Assemblymember Mendoza’s
Anti-Gang ParentalAccountability Act |
Rationale
A vast majority of the participants at our Gang Summit believes that family intervention must take place during the early stages of a new offenders criminal development in order to be effective. They feel that parents must be held accountable and must also be given the information necessary to deal with their at-risk child.
Bill
The AGPAA bill seeks to help strengthen families by teach parenting skills. It calls for informing the parents of available assistance in dealing with teen problems, requiring accountability from parents, and helping the judicial system identify seriously abusive parents for potential intervention. The AGPAA would require "judges" in the juvenile system to send parents of convicted first-time violent offenders and give them the option to send other parents of at-risk defendants in their jurisdiction to special "Ant-Gang Violence Parenting Classes." In cases where the judge feels that the parents may not need the classes, or if the judge feels that severe parental problems exist, the bill would allow judges to ask its probation officers to visit the home and make recommendations about whether the classes are necessary. Existing law may already allow the judge to intervene in other ways when finding extraordinary circumstances such as child abuse exist. The bill should also allow judges to charge the parents with contempt if parents fail to meet the obligations of this law if necessary. AGPA should also establish a means to develop the curriculum for these parenting classes which should include, but not be limited to, teaching parents how to identify gang and drug activity in their kids, teaching parents how to communicate with adolescents, giving parents an overview and the contact names, numbers and locations for pertinent supporting agencies and organizations for intervention, educational support, job training and positive recreational activities and teaching parents the fines and lengths or incarceration which their children will be subjected to if convicted of further crimes, and also the potential penalties to parents for aiding and abetting crime in their own children. The program should be funded by requiring parents to pay for the classes but also establish an alternative means for the fees to be paid (one area being looked into is joint community service for the child and the parent.) It should serve as both an informational/educational service and a deterrent by requiring their time and fees.
Assembly Member Mendoza Quotes
“If you get commit a moving violation we require driving classes, if you're convicted of DUI, you're sent to anti-dependency classes. But when someone's kid commits violent crime, the parent isn't held accountable in any way. That's got to stop. We need to help parents take back control of their kids by giving them the tools necessary to become better parents and find help for their children. One solid way to do that is to require the parents of violent juvenile offenders, and other at-risk juvenile offenders to take parenting classes and pay for them.”

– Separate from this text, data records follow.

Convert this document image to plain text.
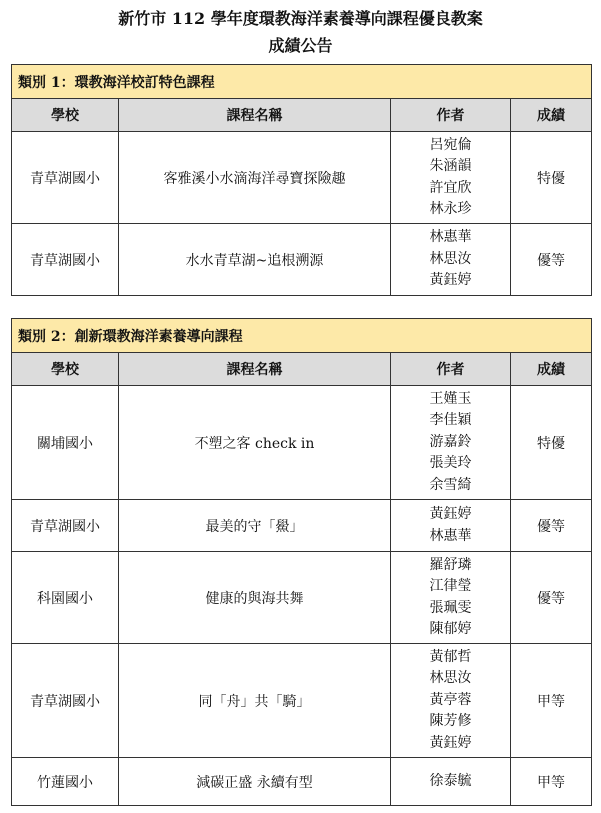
新竹市 112 學年度環教海洋素養導向課程優良教案
成績公告
類別 1：環教海洋校訂特色課程			
學校	課程名稱	作者	成績
青草湖國小	客雅溪小水滴海洋尋寶探險趣	呂宛倫
朱涵韻
許宜欣
林永珍	特優
青草湖國小	水水青草湖~追根溯源	林惠華
林思汝
黃鈺婷	優等
類別 2：創新環教海洋素養導向課程			
學校	課程名稱	作者	成績
關埔國小	不塑之客 check in	王嫤玉
李佳穎
游嘉鈴
張美玲
余雪綺	特優
青草湖國小	最美的守「鱟」	黃鈺婷
林惠華	優等
科園國小	健康的與海共舞	羅舒璘
江律瑩
張珮雯
陳郁婷	優等
青草湖國小	同「舟」共「騎」	黃郁哲
林思汝
黃亭蓉
陳芳修
黃鈺婷	甲等
竹蓮國小	減碳正盛 永續有型	徐泰毓	甲等
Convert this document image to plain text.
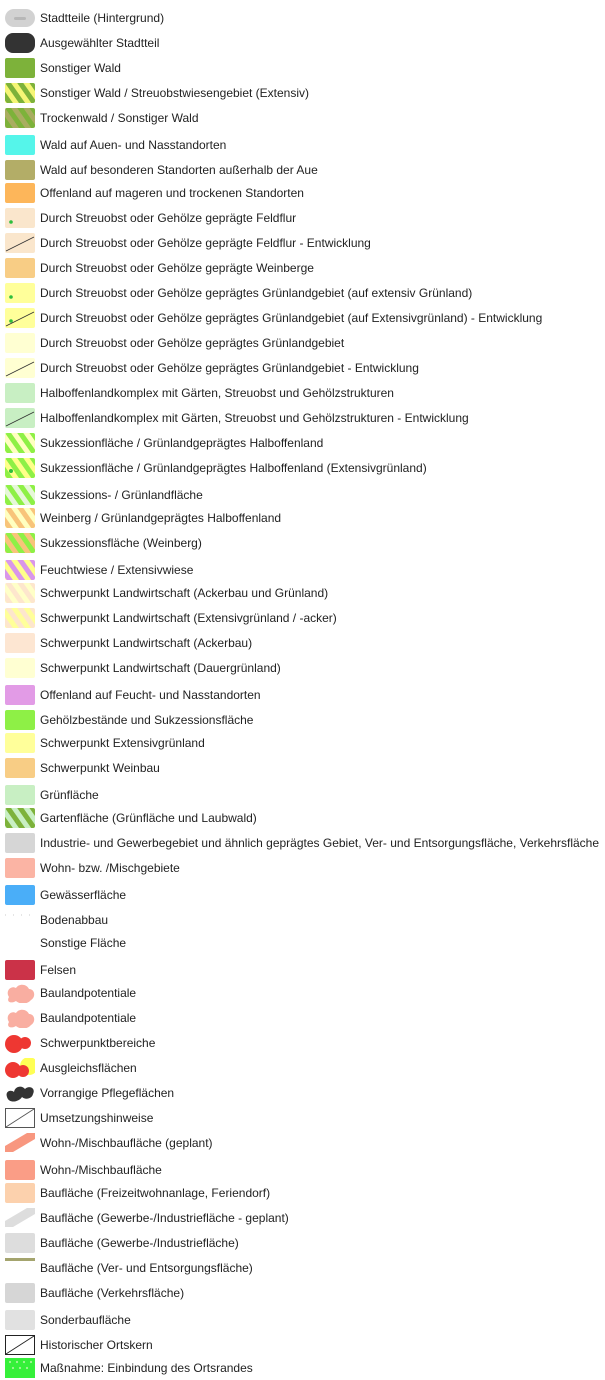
Stadtteile (Hintergrund)
Ausgewählter Stadtteil
Sonstiger Wald
Sonstiger Wald / Streuobstwiesengebiet (Extensiv)
Trockenwald / Sonstiger Wald
Wald auf Auen- und Nasstandorten
Wald auf besonderen Standorten außerhalb der Aue
Offenland auf mageren und trockenen Standorten
Durch Streuobst oder Gehölze geprägte Feldflur
Durch Streuobst oder Gehölze geprägte Feldflur - Entwicklung
Durch Streuobst oder Gehölze geprägte Weinberge
Durch Streuobst oder Gehölze geprägtes Grünlandgebiet (auf extensiv Grünland)
Durch Streuobst oder Gehölze geprägtes Grünlandgebiet (auf Extensivgrünland) - Entwicklung
Durch Streuobst oder Gehölze geprägtes Grünlandgebiet
Durch Streuobst oder Gehölze geprägtes Grünlandgebiet - Entwicklung
Halboffenlandkomplex mit Gärten, Streuobst und Gehölzstrukturen
Halboffenlandkomplex mit Gärten, Streuobst und Gehölzstrukturen - Entwicklung
Sukzessionfläche / Grünlandgeprägtes Halboffenland
Sukzessionfläche / Grünlandgeprägtes Halboffenland (Extensivgrünland)
Sukzessions- / Grünlandfläche
Weinberg / Grünlandgeprägtes Halboffenland
Sukzessionsfläche (Weinberg)
Feuchtwiese / Extensivwiese
Schwerpunkt Landwirtschaft (Ackerbau und Grünland)
Schwerpunkt Landwirtschaft (Extensivgrünland / -acker)
Schwerpunkt Landwirtschaft (Ackerbau)
Schwerpunkt Landwirtschaft (Dauergrünland)
Offenland auf Feucht- und Nasstandorten
Gehölzbestände und Sukzessionsfläche
Schwerpunkt Extensivgrünland
Schwerpunkt Weinbau
Grünfläche
Gartenfläche (Grünfläche und Laubwald)
Industrie- und Gewerbegebiet und ähnlich geprägtes Gebiet, Ver- und Entsorgungsfläche, Verkehrsfläche
Wohn- bzw. /Mischgebiete
Gewässerfläche
Bodenabbau
Sonstige Fläche
Felsen
Baulandpotentiale
Baulandpotentiale
Schwerpunktbereiche
Ausgleichsflächen
Vorrangige Pflegeflächen
Umsetzungshinweise
Wohn-/Mischbaufläche (geplant)
Wohn-/Mischbaufläche
Baufläche (Freizeitwohnanlage, Feriendorf)
Baufläche (Gewerbe-/Industriefläche - geplant)
Baufläche (Gewerbe-/Industriefläche)
Baufläche (Ver- und Entsorgungsfläche)
Baufläche (Verkehrsfläche)
Sonderbaufläche
Historischer Ortskern
Maßnahme: Einbindung des Ortsrandes
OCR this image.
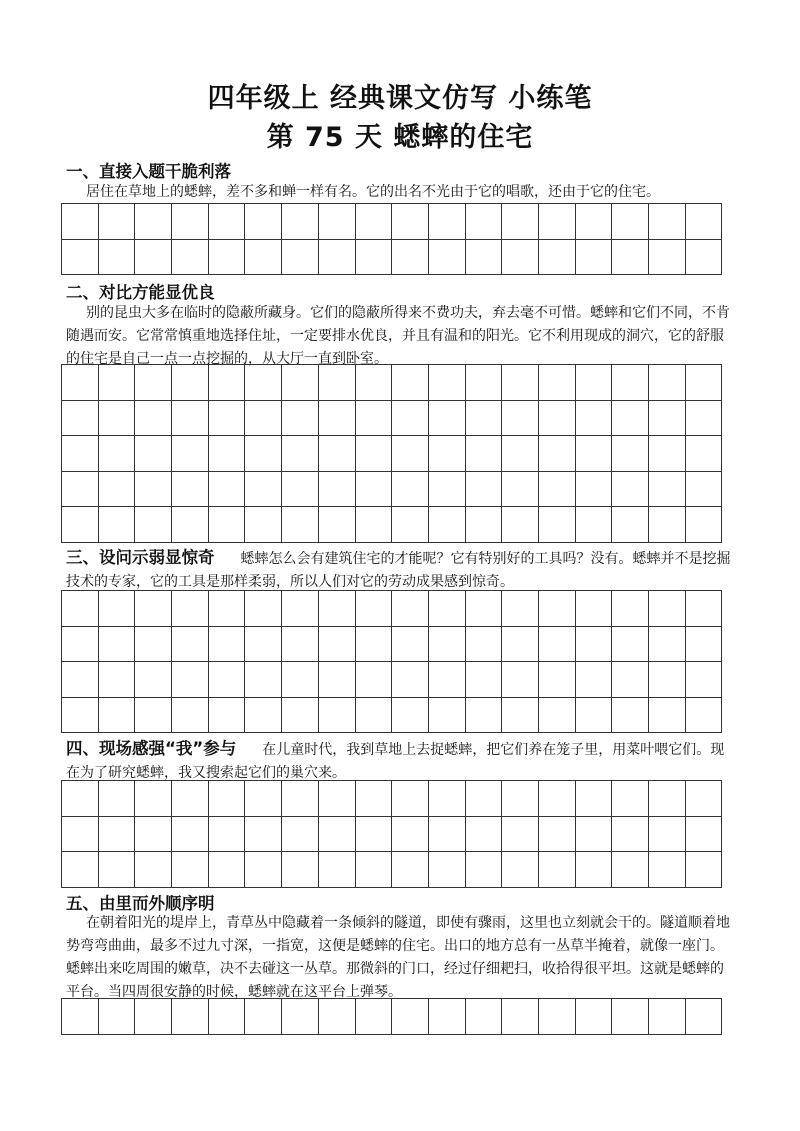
四年级上 经典课文仿写 小练笔
第 75 天 蟋蟀的住宅
一、直接入题干脆利落

居住在草地上的蟋蟀，差不多和蝉一样有名。它的出名不光由于它的唱歌，还由于它的住宅。

二、对比方能显优良

别的昆虫大多在临时的隐蔽所藏身。它们的隐蔽所得来不费功夫，弃去毫不可惜。蟋蟀和它们不同，不肯随遇而安。它常常慎重地选择住址，一定要排水优良，并且有温和的阳光。它不利用现成的洞穴，它的舒服的住宅是自己一点一点挖掘的，从大厅一直到卧室。

三、设问示弱显惊奇 蟋蟀怎么会有建筑住宅的才能呢？它有特别好的工具吗？没有。蟋蟀并不是挖掘技术的专家，它的工具是那样柔弱，所以人们对它的劳动成果感到惊奇。

四、现场感强“我”参与 在儿童时代，我到草地上去捉蟋蟀，把它们养在笼子里，用菜叶喂它们。现在为了研究蟋蟀，我又搜索起它们的巢穴来。

五、由里而外顺序明

在朝着阳光的堤岸上，青草丛中隐藏着一条倾斜的隧道，即使有骤雨，这里也立刻就会干的。隧道顺着地势弯弯曲曲，最多不过九寸深，一指宽，这便是蟋蟀的住宅。出口的地方总有一丛草半掩着，就像一座门。蟋蟀出来吃周围的嫩草，决不去碰这一丛草。那微斜的门口，经过仔细耙扫，收拾得很平坦。这就是蟋蟀的平台。当四周很安静的时候，蟋蟀就在这平台上弹琴。
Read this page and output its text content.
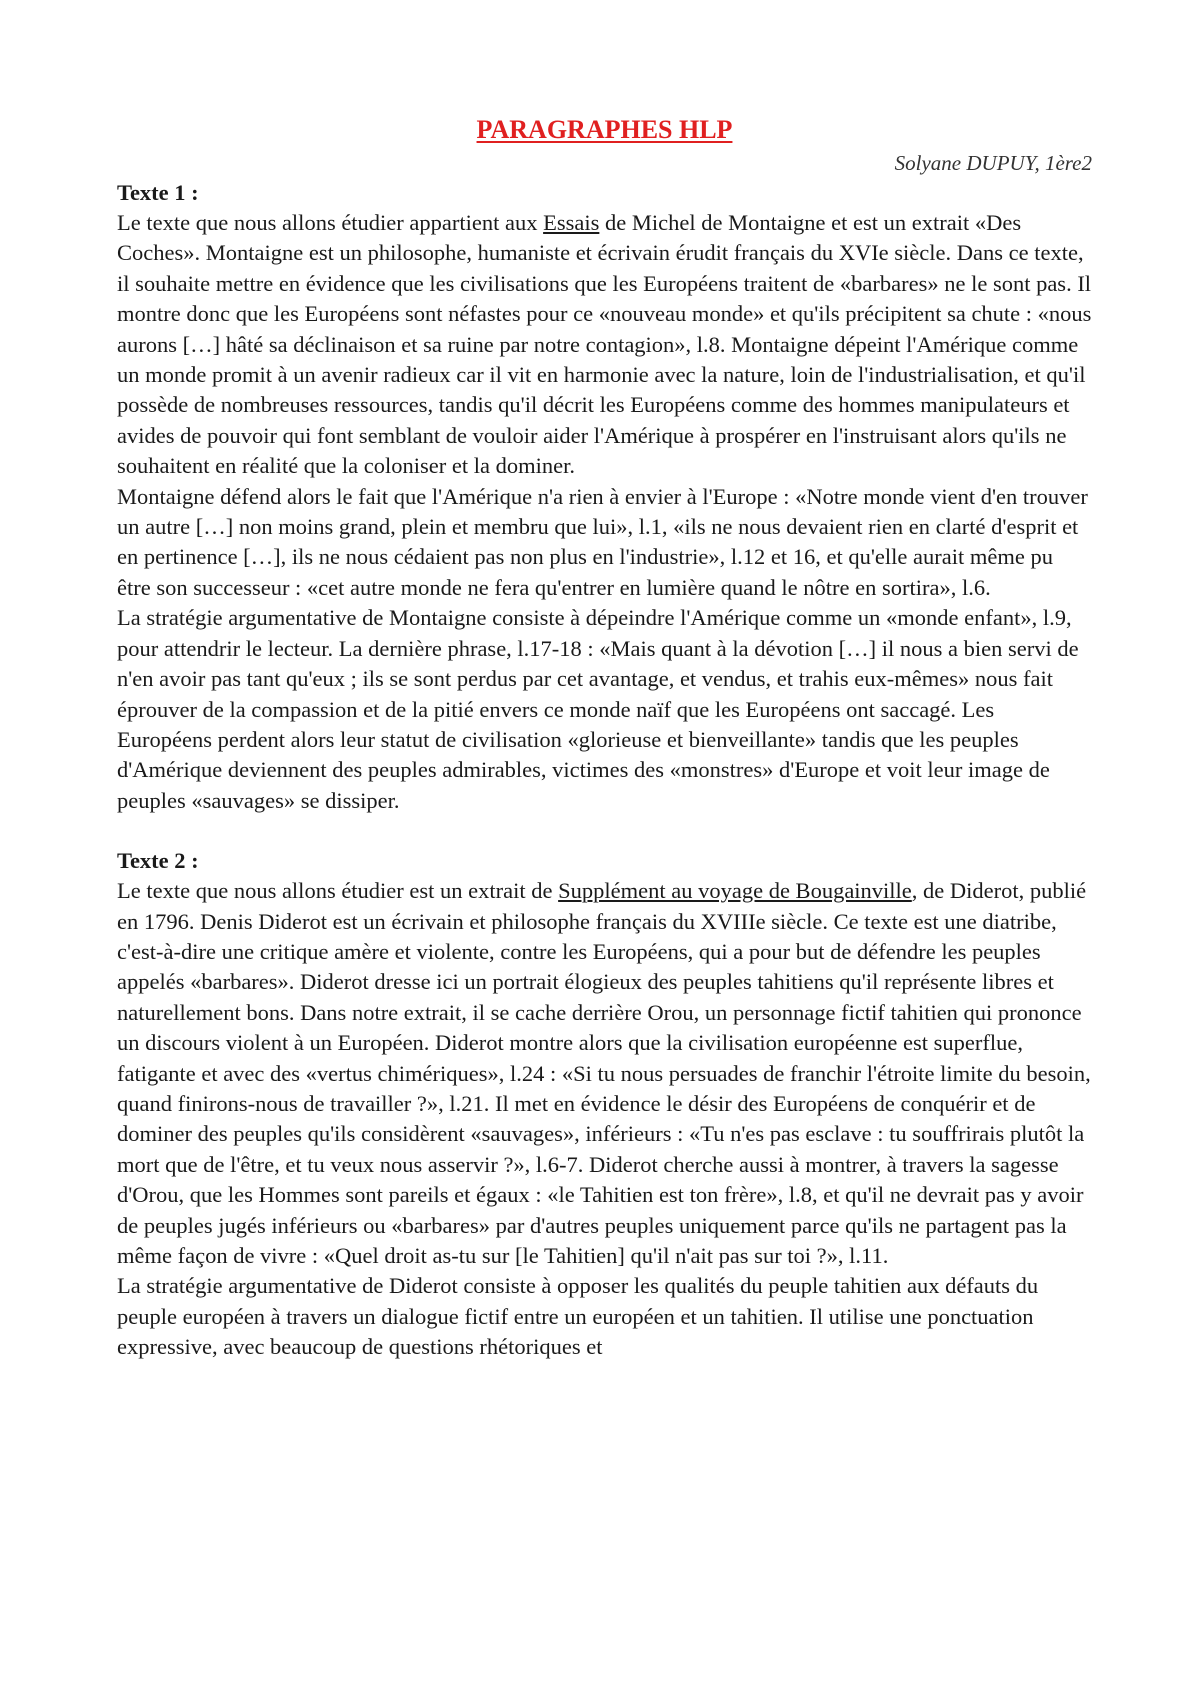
PARAGRAPHES HLP

Solyane DUPUY, 1ère2

Texte 1 :

Le texte que nous allons étudier appartient aux Essais de Michel de Montaigne et est un extrait «Des Coches». Montaigne est un philosophe, humaniste et écrivain érudit français du XVIe siècle. Dans ce texte, il souhaite mettre en évidence que les civilisations que les Européens traitent de «barbares» ne le sont pas. Il montre donc que les Européens sont néfastes pour ce «nouveau monde» et qu'ils précipitent sa chute : «nous aurons […] hâté sa déclinaison et sa ruine par notre contagion», l.8. Montaigne dépeint l'Amérique comme un monde promit à un avenir radieux car il vit en harmonie avec la nature, loin de l'industrialisation, et qu'il possède de nombreuses ressources, tandis qu'il décrit les Européens comme des hommes manipulateurs et avides de pouvoir qui font semblant de vouloir aider l'Amérique à prospérer en l'instruisant alors qu'ils ne souhaitent en réalité que la coloniser et la dominer.

Montaigne défend alors le fait que l'Amérique n'a rien à envier à l'Europe : «Notre monde vient d'en trouver un autre […] non moins grand, plein et membru que lui», l.1, «ils ne nous devaient rien en clarté d'esprit et en pertinence […], ils ne nous cédaient pas non plus en l'industrie», l.12 et 16, et qu'elle aurait même pu être son successeur : «cet autre monde ne fera qu'entrer en lumière quand le nôtre en sortira», l.6.

La stratégie argumentative de Montaigne consiste à dépeindre l'Amérique comme un «monde enfant», l.9, pour attendrir le lecteur. La dernière phrase, l.17-18 : «Mais quant à la dévotion […] il nous a bien servi de n'en avoir pas tant qu'eux ; ils se sont perdus par cet avantage, et vendus, et trahis eux-mêmes» nous fait éprouver de la compassion et de la pitié envers ce monde naïf que les Européens ont saccagé. Les Européens perdent alors leur statut de civilisation «glorieuse et bienveillante» tandis que les peuples d'Amérique deviennent des peuples admirables, victimes des «monstres» d'Europe et voit leur image de peuples «sauvages» se dissiper.

Texte 2 :

Le texte que nous allons étudier est un extrait de Supplément au voyage de Bougainville, de Diderot, publié en 1796. Denis Diderot est un écrivain et philosophe français du XVIIIe siècle. Ce texte est une diatribe, c'est-à-dire une critique amère et violente, contre les Européens, qui a pour but de défendre les peuples appelés «barbares». Diderot dresse ici un portrait élogieux des peuples tahitiens qu'il représente libres et naturellement bons. Dans notre extrait, il se cache derrière Orou, un personnage fictif tahitien qui prononce un discours violent à un Européen. Diderot montre alors que la civilisation européenne est superflue, fatigante et avec des «vertus chimériques», l.24 : «Si tu nous persuades de franchir l'étroite limite du besoin, quand finirons-nous de travailler ?», l.21. Il met en évidence le désir des Européens de conquérir et de dominer des peuples qu'ils considèrent «sauvages», inférieurs : «Tu n'es pas esclave : tu souffrirais plutôt la mort que de l'être, et tu veux nous asservir ?», l.6-7. Diderot cherche aussi à montrer, à travers la sagesse d'Orou, que les Hommes sont pareils et égaux : «le Tahitien est ton frère», l.8, et qu'il ne devrait pas y avoir de peuples jugés inférieurs ou «barbares» par d'autres peuples uniquement parce qu'ils ne partagent pas la même façon de vivre : «Quel droit as-tu sur [le Tahitien] qu'il n'ait pas sur toi ?», l.11.

La stratégie argumentative de Diderot consiste à opposer les qualités du peuple tahitien aux défauts du peuple européen à travers un dialogue fictif entre un européen et un tahitien. Il utilise une ponctuation expressive, avec beaucoup de questions rhétoriques et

“There are good parents whose kids -for some other reason- commit violent crimes, the AGPA bill allows judges and probation officers to exempt those families. There are many parents who want to keep their kids away from gangs but don't know who to turn to for help and there are also parents who's own dependencies and other problems are so severe that they themselves are to blame for the kids seeking gangs affiliation as the only family-type support groups known to the kids. We need to break the cycle of gang activity in families and stop the revolving door of juvenile gang-members going in and out of jail. The Anti-Gang Parental Accountability Bill is a great first step because it's flexible enough for all family situations.”